This carved wooden wayang klitik (or wayang Karucil)puppet is decorated in polychrome and gilt and has a leather arm attached to the rest of the wooden body by means of a brass tack. The arm can be moved by means of a wooden rod.
The puppet appears to be of an Arab merchant – most probably a Hadrami merchant with ancestral roots in the Arabian peninsula. Such merchants were based in central Java and often were involved in the textile trade, running stalls and the like in central Java’s pasar klewars (textile markets).
The figure wears a central Javanese cloth cap; a pleated, batik waist cloth; and colonial Dutch-style black jacket that is buttoned up. He has a dark beard and moustache, and carried a walking cane.
The figure most probably is from one of the Babad stories.

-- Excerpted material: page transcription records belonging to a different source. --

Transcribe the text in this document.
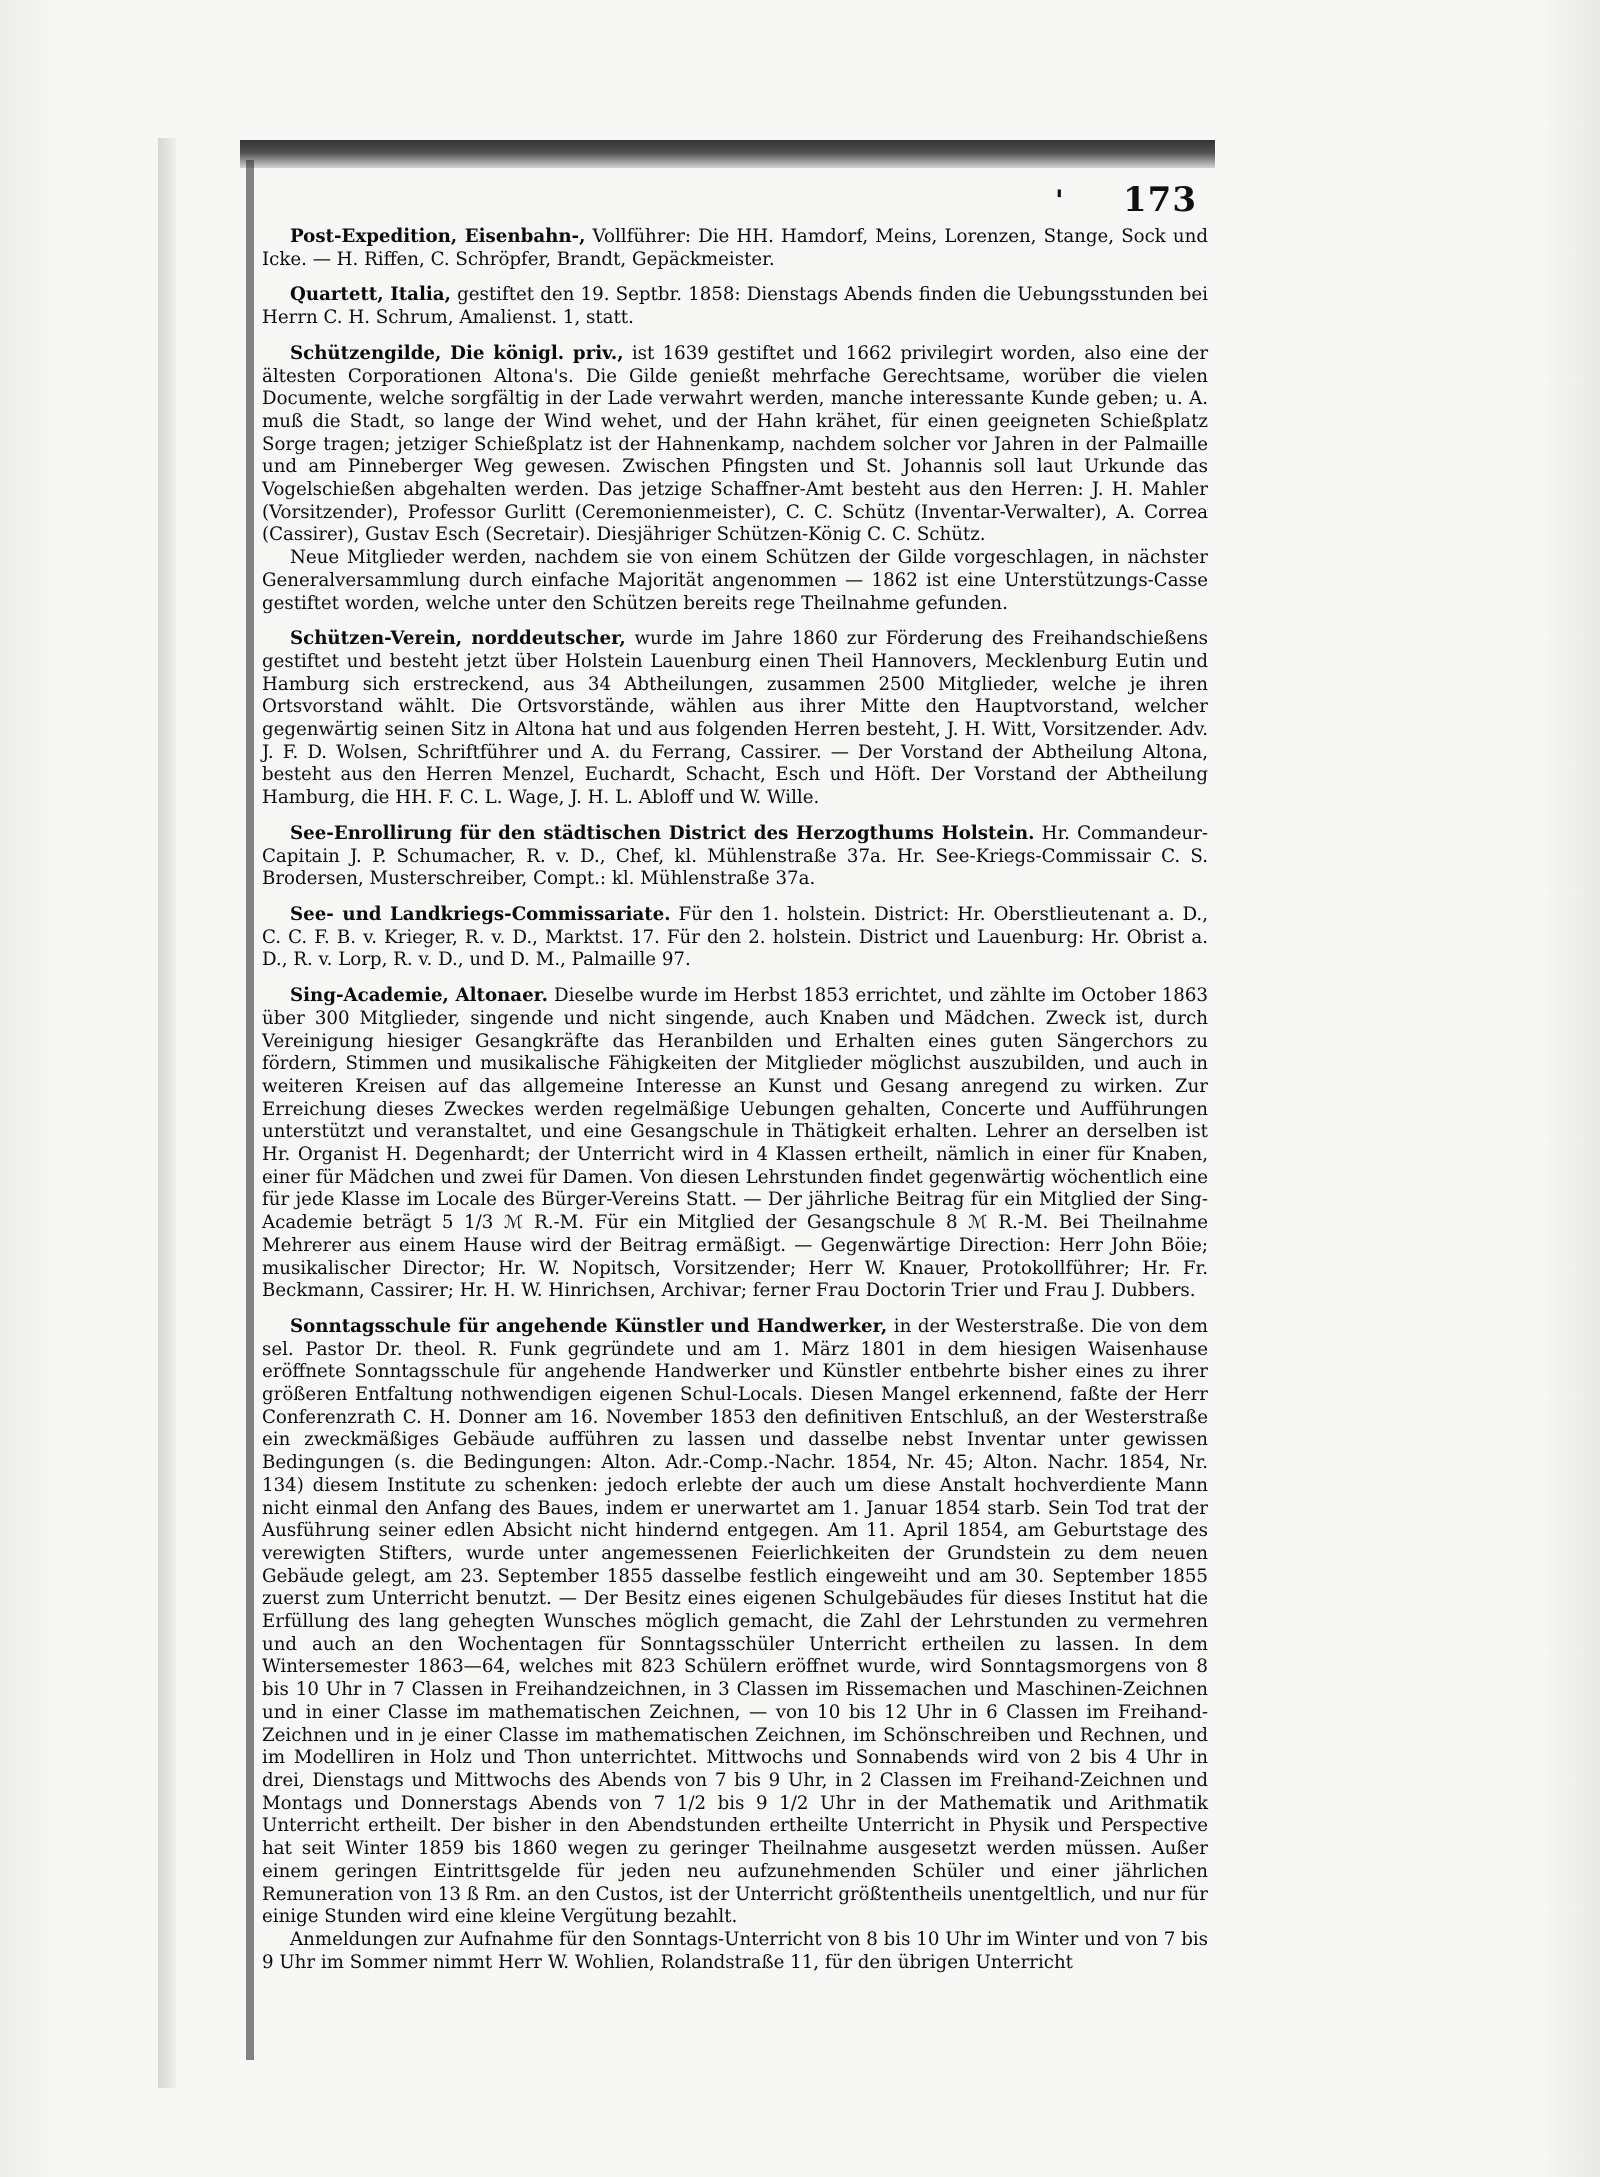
'	173

Post-Expedition, Eisenbahn-, Vollführer: Die HH. Hamdorf, Meins, Lorenzen, Stange, Sock und Icke. — H. Riffen, C. Schröpfer, Brandt, Gepäckmeister.

Quartett, Italia, gestiftet den 19. Septbr. 1858: Dienstags Abends finden die Uebungsstunden bei Herrn C. H. Schrum, Amalienst. 1, statt.

Schützengilde, Die königl. priv., ist 1639 gestiftet und 1662 privilegirt worden, also eine der ältesten Corporationen Altona's. Die Gilde genießt mehrfache Gerechtsame, worüber die vielen Documente, welche sorgfältig in der Lade verwahrt werden, manche interessante Kunde geben; u. A. muß die Stadt, so lange der Wind wehet, und der Hahn krähet, für einen geeigneten Schießplatz Sorge tragen; jetziger Schießplatz ist der Hahnenkamp, nachdem solcher vor Jahren in der Palmaille und am Pinneberger Weg gewesen. Zwischen Pfingsten und St. Johannis soll laut Urkunde das Vogelschießen abgehalten werden. Das jetzige Schaffner-Amt besteht aus den Herren: J. H. Mahler (Vorsitzender), Professor Gurlitt (Ceremonienmeister), C. C. Schütz (Inventar-Verwalter), A. Correa (Cassirer), Gustav Esch (Secretair). Diesjähriger Schützen-König C. C. Schütz.

Neue Mitglieder werden, nachdem sie von einem Schützen der Gilde vorgeschlagen, in nächster Generalversammlung durch einfache Majorität angenommen — 1862 ist eine Unterstützungs-Casse gestiftet worden, welche unter den Schützen bereits rege Theilnahme gefunden.

Schützen-Verein, norddeutscher, wurde im Jahre 1860 zur Förderung des Freihandschießens gestiftet und besteht jetzt über Holstein Lauenburg einen Theil Hannovers, Mecklenburg Eutin und Hamburg sich erstreckend, aus 34 Abtheilungen, zusammen 2500 Mitglieder, welche je ihren Ortsvorstand wählt. Die Ortsvorstände, wählen aus ihrer Mitte den Hauptvorstand, welcher gegenwärtig seinen Sitz in Altona hat und aus folgenden Herren besteht, J. H. Witt, Vorsitzender. Adv. J. F. D. Wolsen, Schriftführer und A. du Ferrang, Cassirer. — Der Vorstand der Abtheilung Altona, besteht aus den Herren Menzel, Euchardt, Schacht, Esch und Höft. Der Vorstand der Abtheilung Hamburg, die HH. F. C. L. Wage, J. H. L. Abloff und W. Wille.

See-Enrollirung für den städtischen District des Herzogthums Holstein. Hr. Commandeur-Capitain J. P. Schumacher, R. v. D., Chef, kl. Mühlenstraße 37a. Hr. See-Kriegs-Commissair C. S. Brodersen, Musterschreiber, Compt.: kl. Mühlenstraße 37a.

See- und Landkriegs-Commissariate. Für den 1. holstein. District: Hr. Oberstlieutenant a. D., C. C. F. B. v. Krieger, R. v. D., Marktst. 17. Für den 2. holstein. District und Lauenburg: Hr. Obrist a. D., R. v. Lorp, R. v. D., und D. M., Palmaille 97.

Sing-Academie, Altonaer. Dieselbe wurde im Herbst 1853 errichtet, und zählte im October 1863 über 300 Mitglieder, singende und nicht singende, auch Knaben und Mädchen. Zweck ist, durch Vereinigung hiesiger Gesangkräfte das Heranbilden und Erhalten eines guten Sängerchors zu fördern, Stimmen und musikalische Fähigkeiten der Mitglieder möglichst auszubilden, und auch in weiteren Kreisen auf das allgemeine Interesse an Kunst und Gesang anregend zu wirken. Zur Erreichung dieses Zweckes werden regelmäßige Uebungen gehalten, Concerte und Aufführungen unterstützt und veranstaltet, und eine Gesangschule in Thätigkeit erhalten. Lehrer an derselben ist Hr. Organist H. Degenhardt; der Unterricht wird in 4 Klassen ertheilt, nämlich in einer für Knaben, einer für Mädchen und zwei für Damen. Von diesen Lehrstunden findet gegenwärtig wöchentlich eine für jede Klasse im Locale des Bürger-Vereins Statt. — Der jährliche Beitrag für ein Mitglied der Sing-Academie beträgt 5 1/3 ℳ R.-M. Für ein Mitglied der Gesangschule 8 ℳ R.-M. Bei Theilnahme Mehrerer aus einem Hause wird der Beitrag ermäßigt. — Gegenwärtige Direction: Herr John Böie; musikalischer Director; Hr. W. Nopitsch, Vorsitzender; Herr W. Knauer, Protokollführer; Hr. Fr. Beckmann, Cassirer; Hr. H. W. Hinrichsen, Archivar; ferner Frau Doctorin Trier und Frau J. Dubbers.

Sonntagsschule für angehende Künstler und Handwerker, in der Westerstraße. Die von dem sel. Pastor Dr. theol. R. Funk gegründete und am 1. März 1801 in dem hiesigen Waisenhause eröffnete Sonntagsschule für angehende Handwerker und Künstler entbehrte bisher eines zu ihrer größeren Entfaltung nothwendigen eigenen Schul-Locals. Diesen Mangel erkennend, faßte der Herr Conferenzrath C. H. Donner am 16. November 1853 den definitiven Entschluß, an der Westerstraße ein zweckmäßiges Gebäude aufführen zu lassen und dasselbe nebst Inventar unter gewissen Bedingungen (s. die Bedingungen: Alton. Adr.-Comp.-Nachr. 1854, Nr. 45; Alton. Nachr. 1854, Nr. 134) diesem Institute zu schenken: jedoch erlebte der auch um diese Anstalt hochverdiente Mann nicht einmal den Anfang des Baues, indem er unerwartet am 1. Januar 1854 starb. Sein Tod trat der Ausführung seiner edlen Absicht nicht hindernd entgegen. Am 11. April 1854, am Geburtstage des verewigten Stifters, wurde unter angemessenen Feierlichkeiten der Grundstein zu dem neuen Gebäude gelegt, am 23. September 1855 dasselbe festlich eingeweiht und am 30. September 1855 zuerst zum Unterricht benutzt. — Der Besitz eines eigenen Schulgebäudes für dieses Institut hat die Erfüllung des lang gehegten Wunsches möglich gemacht, die Zahl der Lehrstunden zu vermehren und auch an den Wochentagen für Sonntagsschüler Unterricht ertheilen zu lassen. In dem Wintersemester 1863—64, welches mit 823 Schülern eröffnet wurde, wird Sonntagsmorgens von 8 bis 10 Uhr in 7 Classen in Freihandzeichnen, in 3 Classen im Rissemachen und Maschinen-Zeichnen und in einer Classe im mathematischen Zeichnen, — von 10 bis 12 Uhr in 6 Classen im Freihand-Zeichnen und in je einer Classe im mathematischen Zeichnen, im Schönschreiben und Rechnen, und im Modelliren in Holz und Thon unterrichtet. Mittwochs und Sonnabends wird von 2 bis 4 Uhr in drei, Dienstags und Mittwochs des Abends von 7 bis 9 Uhr, in 2 Classen im Freihand-Zeichnen und Montags und Donnerstags Abends von 7 1/2 bis 9 1/2 Uhr in der Mathematik und Arithmatik Unterricht ertheilt. Der bisher in den Abendstunden ertheilte Unterricht in Physik und Perspective hat seit Winter 1859 bis 1860 wegen zu geringer Theilnahme ausgesetzt werden müssen. Außer einem geringen Eintrittsgelde für jeden neu aufzunehmenden Schüler und einer jährlichen Remuneration von 13 ß Rm. an den Custos, ist der Unterricht größtentheils unentgeltlich, und nur für einige Stunden wird eine kleine Vergütung bezahlt.

Anmeldungen zur Aufnahme für den Sonntags-Unterricht von 8 bis 10 Uhr im Winter und von 7 bis 9 Uhr im Sommer nimmt Herr W. Wohlien, Rolandstraße 11, für den übrigen Unterricht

The age of this item is difficult to tell. The puppet probably dates to around 1900. It was acquired in the UK and most probably has been in the UK for many decades. Wayang klitik, like their all-leather counterparts wayang kulit, were used as shadow puppets. But being made of wood, they tended to be noisy during battle scenes as the puppets clashed and banged together. Hence, their name – ‘klitik‘ – is onomotopaeic and is based on the ‘klitik-klitik’ sound they make as they are knocked together when being worked by the puppet master (dalang).